“酒席上的事,怎么我之前一无所知?”司雪突然话语有些迟疑,神情也有些异样。
齐纤娅怔了怔,小心的看向他,“你怪我没告诉你?”
司雪连忙摇头,“只是下一次,我希望你什么事都先跟我说,不至于我当时一片茫然,手足无措。”
“对不起,我也没想到事情闹这么大。其实我也只是做个预防的,觉得婆婆这么积极这么好心的让我操办宴席,有些蹊跷,不是她的风格,这才留了个心眼。不想取到这么大的成效。你别介意啊,以后我会注意了,什么事都告诉你。”齐纤娅有点点紧张的哄着他,小手抚摸着他的胸脯,眼睛可爱的冲他眨了眨,以求原谅。
司雪立即堆上笑容,“傻丫头,我怎么会怪你呢。我这只是在担心你嘛。”
“嗯嗯,我家夫君最好了。”
“你最嘴甜。”司雪亲了下她的发顶,然后,又想到一件事,问道:“可是,你在寿宴上,为什么还说了二姐……你那样笃定,难道是真的?”
听着他的发问,齐纤娅突然觉得,她真的有不少事没跟他透露呢,不免有些愧疚。“对不起呀,我不是不想告诉你,是因为我每次发现她的事时,要么你没在场,要么就是我俩闹了别扭,所以,我也没太放在心上,就这么飘过去了。”

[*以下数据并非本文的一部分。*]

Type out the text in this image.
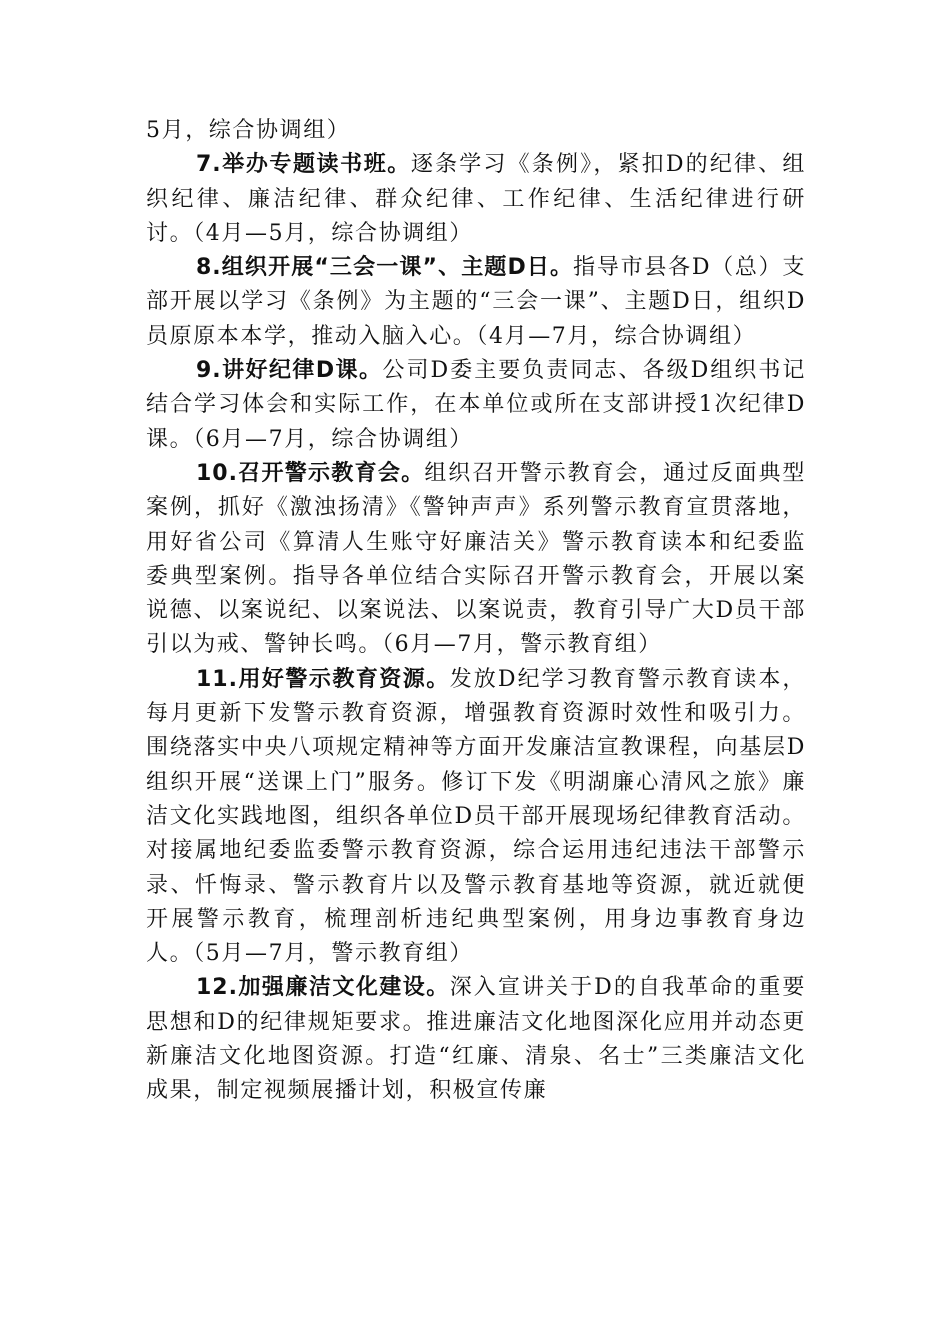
5月，综合协调组）

7.举办专题读书班。逐条学习《条例》，紧扣D的纪律、组织纪律、廉洁纪律、群众纪律、工作纪律、生活纪律进行研讨。（4月—5月，综合协调组）

8.组织开展“三会一课”、主题D日。指导市县各D（总）支部开展以学习《条例》为主题的“三会一课”、主题D日，组织D员原原本本学，推动入脑入心。（4月—7月，综合协调组）

9.讲好纪律D课。公司D委主要负责同志、各级D组织书记结合学习体会和实际工作，在本单位或所在支部讲授1次纪律D课。（6月—7月，综合协调组）

10.召开警示教育会。组织召开警示教育会，通过反面典型案例，抓好《激浊扬清》《警钟声声》系列警示教育宣贯落地，用好省公司《算清人生账守好廉洁关》警示教育读本和纪委监委典型案例。指导各单位结合实际召开警示教育会，开展以案说德、以案说纪、以案说法、以案说责，教育引导广大D员干部引以为戒、警钟长鸣。（6月—7月，警示教育组）

11.用好警示教育资源。发放D纪学习教育警示教育读本，每月更新下发警示教育资源，增强教育资源时效性和吸引力。围绕落实中央八项规定精神等方面开发廉洁宣教课程，向基层D组织开展“送课上门”服务。修订下发《明湖廉心清风之旅》廉洁文化实践地图，组织各单位D员干部开展现场纪律教育活动。对接属地纪委监委警示教育资源，综合运用违纪违法干部警示录、忏悔录、警示教育片以及警示教育基地等资源，就近就便开展警示教育，梳理剖析违纪典型案例，用身边事教育身边人。（5月—7月，警示教育组）

12.加强廉洁文化建设。深入宣讲关于D的自我革命的重要思想和D的纪律规矩要求。推进廉洁文化地图深化应用并动态更新廉洁文化地图资源。打造“红廉、清泉、名士”三类廉洁文化成果，制定视频展播计划，积极宣传廉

“这么说,你知道了二姐的秘密?”司雪没有纠缠于她隐瞒之事,而是着重于探听究竟是何事。
齐纤娅连忙点头,以求得他谅解。“是啊,我真是运气好,我上次做连发弩就去后院的竹林找材料,结果,居然看到了司亦芮跟一个满脸油光的男人约会,还看到她给那人银钱呢。所以我就知道了她养小白脸。不,是小油脸。但是后来,那次大街上,我又碰到了那个小白脸跟着另一个年纪稍大的女人在一起,还让人家给他买衣裳,我瞧着恶心,还顺势揍了他一顿呢。”
司雪惊讶的听着她说完,脸上也是一阵遗憾,“居然有这种事。”
“跟你说,你这二姐就是个傻蛋。那男人就是骗她钱,不,是骗财骗色。”
“你怎么今天又能断定说二姐她已经,已经……”司雪到底害羞,说不出来。
齐纤娅瞧着他那样儿也着实可爱,笑着解释,“这你就不懂了,你是个纯情少男嘛。不过我最近,也是发现她不太一样,她不是没胃口吃饭,就是一吃吃个不停,你没觉得她有点儿过于贪吃了吗?”
司雪想了想,点头,“我还奇怪,二姐以前也没这么不注重仪态。可这,也不能就一定是……那个啊。”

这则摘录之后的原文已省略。